İki rapordan ilkini, din hukuku konusunda uzman, Almanya’nın tanınmış öğretim görevlilerinden, Köln Üniversitesi hocası Prof. Dr. Stefan Muckel yazdı. İkinci rapor ise konunun inançsal ve sosyolojik boyutunu inceleyen, İslam dini alanında uzman türkolog Prof. Dr. Ursula Spuler-Stegemann hazırladı.
Her iki raporun da vardığı sonuç, ‘Aleviler kendine özgü bir inanç topluluğudur’ oldu. Bu bilirkişi raporları sonucunda az önce de söylediğim gibi 2007’de inanç topluluğu olarak resmen tanınmış olduk ve daha da geniş haklara kavuştuk. Bu haklardan biri de kendi dersimizi verme hakkıydı.
700 bin Alevinin yaşadığı Almanya’da bu kadar özgür hareket ederken, 15 milyondan fazla Alevi’nin yaşadığı Türkiye’de inanca dayalı zorunlu Sünni İslam din dersi… Türkiye’de Aleviliğin var olan din dersi kapsamında okutulması hiç mi mümkün değil?

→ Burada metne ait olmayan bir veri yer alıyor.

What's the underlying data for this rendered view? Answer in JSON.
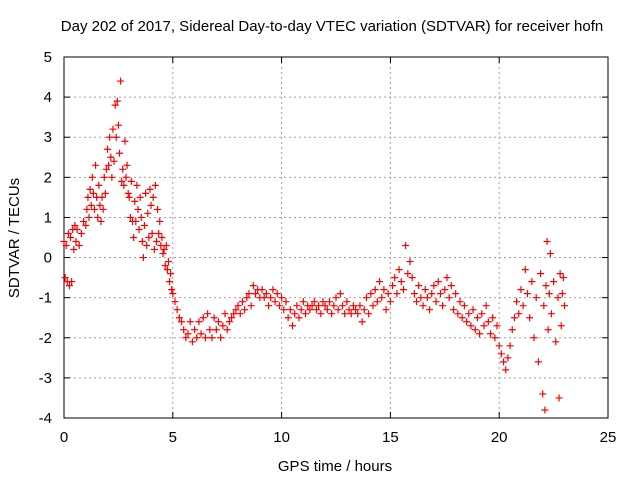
{
  "chart_data": {
    "type": "scatter",
    "title": "Day 202 of 2017, Sidereal Day-to-day VTEC variation (SDTVAR) for receiver hofn",
    "xlabel": "GPS time / hours",
    "ylabel": "SDTVAR / TECUs",
    "xlim": [
      0,
      25
    ],
    "ylim": [
      -4,
      5
    ],
    "xticks": [
      0,
      5,
      10,
      15,
      20,
      25
    ],
    "yticks": [
      -4,
      -3,
      -2,
      -1,
      0,
      1,
      2,
      3,
      4,
      5
    ],
    "grid": true,
    "marker": "+",
    "color": "#ff0000",
    "series": [
      {
        "name": "SDTVAR",
        "points": [
          [
            0.0,
            0.4
          ],
          [
            0.05,
            -0.5
          ],
          [
            0.1,
            0.3
          ],
          [
            0.15,
            -0.6
          ],
          [
            0.2,
            0.6
          ],
          [
            0.25,
            -0.7
          ],
          [
            0.3,
            0.5
          ],
          [
            0.35,
            -0.6
          ],
          [
            0.4,
            0.7
          ],
          [
            0.45,
            0.2
          ],
          [
            0.5,
            0.8
          ],
          [
            0.55,
            0.4
          ],
          [
            0.6,
            0.7
          ],
          [
            0.7,
            0.3
          ],
          [
            0.8,
            0.6
          ],
          [
            0.9,
            0.9
          ],
          [
            1.0,
            0.8
          ],
          [
            1.05,
            1.2
          ],
          [
            1.1,
            1.5
          ],
          [
            1.15,
            1.0
          ],
          [
            1.2,
            1.7
          ],
          [
            1.25,
            1.3
          ],
          [
            1.3,
            2.0
          ],
          [
            1.35,
            1.6
          ],
          [
            1.4,
            1.2
          ],
          [
            1.45,
            2.3
          ],
          [
            1.5,
            1.5
          ],
          [
            1.55,
            1.0
          ],
          [
            1.6,
            1.8
          ],
          [
            1.65,
            1.3
          ],
          [
            1.7,
            0.9
          ],
          [
            1.75,
            1.5
          ],
          [
            1.8,
            1.2
          ],
          [
            1.85,
            2.0
          ],
          [
            1.9,
            1.6
          ],
          [
            1.95,
            2.2
          ],
          [
            2.0,
            2.7
          ],
          [
            2.05,
            2.3
          ],
          [
            2.1,
            3.0
          ],
          [
            2.15,
            2.5
          ],
          [
            2.2,
            2.0
          ],
          [
            2.25,
            3.2
          ],
          [
            2.3,
            2.4
          ],
          [
            2.35,
            3.8
          ],
          [
            2.4,
            3.0
          ],
          [
            2.45,
            3.9
          ],
          [
            2.5,
            3.3
          ],
          [
            2.55,
            2.6
          ],
          [
            2.6,
            4.4
          ],
          [
            2.65,
            1.9
          ],
          [
            2.7,
            2.2
          ],
          [
            2.75,
            1.8
          ],
          [
            2.8,
            2.9
          ],
          [
            2.85,
            2.0
          ],
          [
            2.9,
            2.3
          ],
          [
            2.95,
            1.6
          ],
          [
            3.0,
            1.5
          ],
          [
            3.05,
            1.0
          ],
          [
            3.1,
            1.9
          ],
          [
            3.15,
            0.9
          ],
          [
            3.2,
            0.5
          ],
          [
            3.25,
            1.4
          ],
          [
            3.3,
            0.9
          ],
          [
            3.35,
            1.8
          ],
          [
            3.4,
            1.2
          ],
          [
            3.45,
            0.7
          ],
          [
            3.5,
            1.5
          ],
          [
            3.55,
            1.0
          ],
          [
            3.6,
            0.4
          ],
          [
            3.65,
            0.0
          ],
          [
            3.7,
            0.8
          ],
          [
            3.75,
            1.6
          ],
          [
            3.8,
            0.3
          ],
          [
            3.85,
            1.1
          ],
          [
            3.9,
            0.5
          ],
          [
            3.95,
            1.7
          ],
          [
            4.0,
            1.3
          ],
          [
            4.05,
            0.6
          ],
          [
            4.1,
            1.5
          ],
          [
            4.15,
            0.2
          ],
          [
            4.2,
            1.8
          ],
          [
            4.25,
            0.4
          ],
          [
            4.3,
            1.2
          ],
          [
            4.35,
            0.6
          ],
          [
            4.4,
            0.9
          ],
          [
            4.45,
            0.3
          ],
          [
            4.5,
            0.5
          ],
          [
            4.55,
            0.1
          ],
          [
            4.6,
            0.2
          ],
          [
            4.65,
            -0.2
          ],
          [
            4.7,
            0.3
          ],
          [
            4.75,
            -0.3
          ],
          [
            4.8,
            -0.1
          ],
          [
            4.85,
            -0.6
          ],
          [
            4.9,
            -0.4
          ],
          [
            4.95,
            -0.8
          ],
          [
            5.0,
            -0.9
          ],
          [
            5.1,
            -1.1
          ],
          [
            5.2,
            -1.3
          ],
          [
            5.3,
            -1.5
          ],
          [
            5.4,
            -1.6
          ],
          [
            5.5,
            -1.8
          ],
          [
            5.6,
            -2.0
          ],
          [
            5.7,
            -1.9
          ],
          [
            5.8,
            -1.6
          ],
          [
            5.9,
            -2.1
          ],
          [
            6.0,
            -1.8
          ],
          [
            6.1,
            -2.0
          ],
          [
            6.2,
            -1.6
          ],
          [
            6.3,
            -1.9
          ],
          [
            6.4,
            -1.5
          ],
          [
            6.5,
            -2.0
          ],
          [
            6.6,
            -1.4
          ],
          [
            6.7,
            -1.8
          ],
          [
            6.8,
            -2.0
          ],
          [
            6.9,
            -1.5
          ],
          [
            7.0,
            -1.8
          ],
          [
            7.1,
            -1.6
          ],
          [
            7.2,
            -2.0
          ],
          [
            7.3,
            -1.7
          ],
          [
            7.4,
            -1.4
          ],
          [
            7.5,
            -1.8
          ],
          [
            7.6,
            -1.6
          ],
          [
            7.7,
            -1.5
          ],
          [
            7.8,
            -1.4
          ],
          [
            7.9,
            -1.3
          ],
          [
            8.0,
            -1.2
          ],
          [
            8.1,
            -1.4
          ],
          [
            8.2,
            -1.1
          ],
          [
            8.3,
            -1.3
          ],
          [
            8.4,
            -1.0
          ],
          [
            8.5,
            -0.9
          ],
          [
            8.6,
            -1.2
          ],
          [
            8.7,
            -0.7
          ],
          [
            8.8,
            -0.9
          ],
          [
            8.9,
            -0.8
          ],
          [
            9.0,
            -1.0
          ],
          [
            9.1,
            -0.8
          ],
          [
            9.2,
            -1.0
          ],
          [
            9.3,
            -0.9
          ],
          [
            9.4,
            -1.2
          ],
          [
            9.5,
            -1.0
          ],
          [
            9.6,
            -0.8
          ],
          [
            9.7,
            -1.1
          ],
          [
            9.8,
            -0.9
          ],
          [
            9.9,
            -1.2
          ],
          [
            10.0,
            -1.0
          ],
          [
            10.1,
            -1.3
          ],
          [
            10.2,
            -1.1
          ],
          [
            10.3,
            -1.5
          ],
          [
            10.4,
            -1.3
          ],
          [
            10.5,
            -1.7
          ],
          [
            10.6,
            -1.4
          ],
          [
            10.7,
            -1.2
          ],
          [
            10.8,
            -1.5
          ],
          [
            10.9,
            -1.3
          ],
          [
            11.0,
            -1.1
          ],
          [
            11.1,
            -1.4
          ],
          [
            11.2,
            -1.2
          ],
          [
            11.3,
            -1.3
          ],
          [
            11.4,
            -1.2
          ],
          [
            11.5,
            -1.1
          ],
          [
            11.6,
            -1.3
          ],
          [
            11.7,
            -1.2
          ],
          [
            11.8,
            -1.4
          ],
          [
            11.9,
            -1.1
          ],
          [
            12.0,
            -1.2
          ],
          [
            12.1,
            -1.3
          ],
          [
            12.2,
            -1.1
          ],
          [
            12.3,
            -1.4
          ],
          [
            12.4,
            -1.2
          ],
          [
            12.5,
            -1.0
          ],
          [
            12.6,
            -1.3
          ],
          [
            12.7,
            -0.9
          ],
          [
            12.8,
            -1.2
          ],
          [
            12.9,
            -1.4
          ],
          [
            13.0,
            -1.1
          ],
          [
            13.1,
            -1.3
          ],
          [
            13.2,
            -1.4
          ],
          [
            13.3,
            -1.2
          ],
          [
            13.4,
            -1.3
          ],
          [
            13.5,
            -1.4
          ],
          [
            13.6,
            -1.2
          ],
          [
            13.7,
            -1.6
          ],
          [
            13.8,
            -1.3
          ],
          [
            13.9,
            -1.0
          ],
          [
            14.0,
            -1.4
          ],
          [
            14.1,
            -0.9
          ],
          [
            14.2,
            -1.2
          ],
          [
            14.3,
            -0.8
          ],
          [
            14.4,
            -1.1
          ],
          [
            14.5,
            -0.6
          ],
          [
            14.6,
            -1.0
          ],
          [
            14.7,
            -0.8
          ],
          [
            14.8,
            -1.3
          ],
          [
            14.9,
            -0.9
          ],
          [
            15.0,
            -1.1
          ],
          [
            15.1,
            -0.7
          ],
          [
            15.2,
            -0.5
          ],
          [
            15.3,
            -0.9
          ],
          [
            15.4,
            -0.3
          ],
          [
            15.5,
            -0.6
          ],
          [
            15.6,
            -0.8
          ],
          [
            15.7,
            0.3
          ],
          [
            15.8,
            -0.4
          ],
          [
            15.9,
            -0.1
          ],
          [
            16.0,
            -0.5
          ],
          [
            16.1,
            -0.9
          ],
          [
            16.2,
            -1.1
          ],
          [
            16.3,
            -0.7
          ],
          [
            16.4,
            -1.0
          ],
          [
            16.5,
            -1.2
          ],
          [
            16.6,
            -0.8
          ],
          [
            16.7,
            -1.0
          ],
          [
            16.8,
            -1.3
          ],
          [
            16.9,
            -0.9
          ],
          [
            17.0,
            -0.7
          ],
          [
            17.1,
            -1.1
          ],
          [
            17.2,
            -0.6
          ],
          [
            17.3,
            -0.9
          ],
          [
            17.4,
            -1.2
          ],
          [
            17.5,
            -0.8
          ],
          [
            17.6,
            -0.5
          ],
          [
            17.7,
            -1.0
          ],
          [
            17.8,
            -0.7
          ],
          [
            17.9,
            -1.3
          ],
          [
            18.0,
            -0.9
          ],
          [
            18.1,
            -1.4
          ],
          [
            18.2,
            -1.1
          ],
          [
            18.3,
            -1.5
          ],
          [
            18.4,
            -1.2
          ],
          [
            18.5,
            -1.6
          ],
          [
            18.6,
            -1.4
          ],
          [
            18.7,
            -1.7
          ],
          [
            18.8,
            -1.3
          ],
          [
            18.9,
            -1.8
          ],
          [
            19.0,
            -1.5
          ],
          [
            19.1,
            -1.9
          ],
          [
            19.2,
            -1.4
          ],
          [
            19.3,
            -1.7
          ],
          [
            19.4,
            -1.2
          ],
          [
            19.5,
            -1.6
          ],
          [
            19.6,
            -1.9
          ],
          [
            19.7,
            -1.5
          ],
          [
            19.8,
            -2.0
          ],
          [
            19.9,
            -1.7
          ],
          [
            20.0,
            -2.2
          ],
          [
            20.1,
            -2.4
          ],
          [
            20.2,
            -2.6
          ],
          [
            20.3,
            -2.8
          ],
          [
            20.4,
            -2.5
          ],
          [
            20.5,
            -2.2
          ],
          [
            20.6,
            -1.8
          ],
          [
            20.7,
            -1.5
          ],
          [
            20.8,
            -1.1
          ],
          [
            20.9,
            -1.4
          ],
          [
            21.0,
            -0.8
          ],
          [
            21.1,
            -1.2
          ],
          [
            21.2,
            -0.3
          ],
          [
            21.3,
            -0.9
          ],
          [
            21.4,
            -1.5
          ],
          [
            21.5,
            -0.6
          ],
          [
            21.6,
            -2.0
          ],
          [
            21.7,
            -1.0
          ],
          [
            21.8,
            -2.6
          ],
          [
            21.9,
            -0.4
          ],
          [
            22.0,
            -3.4
          ],
          [
            22.05,
            -1.2
          ],
          [
            22.1,
            -3.8
          ],
          [
            22.15,
            -0.7
          ],
          [
            22.2,
            0.4
          ],
          [
            22.25,
            -1.8
          ],
          [
            22.3,
            -0.9
          ],
          [
            22.35,
            0.1
          ],
          [
            22.4,
            -1.4
          ],
          [
            22.5,
            -0.6
          ],
          [
            22.6,
            -2.1
          ],
          [
            22.7,
            -1.0
          ],
          [
            22.75,
            -3.5
          ],
          [
            22.8,
            -0.4
          ],
          [
            22.85,
            -1.7
          ],
          [
            22.9,
            -0.9
          ],
          [
            22.95,
            -0.5
          ],
          [
            23.0,
            -1.2
          ]
        ]
      }
    ]
  }
}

Sünnilik inancına dayalı din dersi kapsamında Aleviliğin anlatılması mümkün değil. Eğer yapılırsa Aleviler açısından büyük bir tehlike içerir bu ders, çünkü Aleviliğin inanç sistemi ve teolojisi farklı. Bir örnek vermek gerekirse; Alevilikteki varoluş ve dönüşümü anlatan ‘Devriye’ inancı… Sünniliğin kabul etmediği bu inanç nasıl açıklanacak? Diyanet İşleri bunu kabul eder mi? Alevilerin semahını, cemevini, cemini, anasını, pirini, deyişini ve ikrarını kabul etmeyen ve reddeden bir kuruluş, reddettiği konuları derslerde nasıl işleyecek?
Bu nedenle Aleviliğin İslam din dersleri kapsamında öğretilmesininin arkasında sadece asimilasyon politikasının olduğunu hepimiz tahmin edebiliriz.
Teşekkürler..
Ben teşekkür ederim. Hızır yoldaşımız, Ali haldaşımız ola.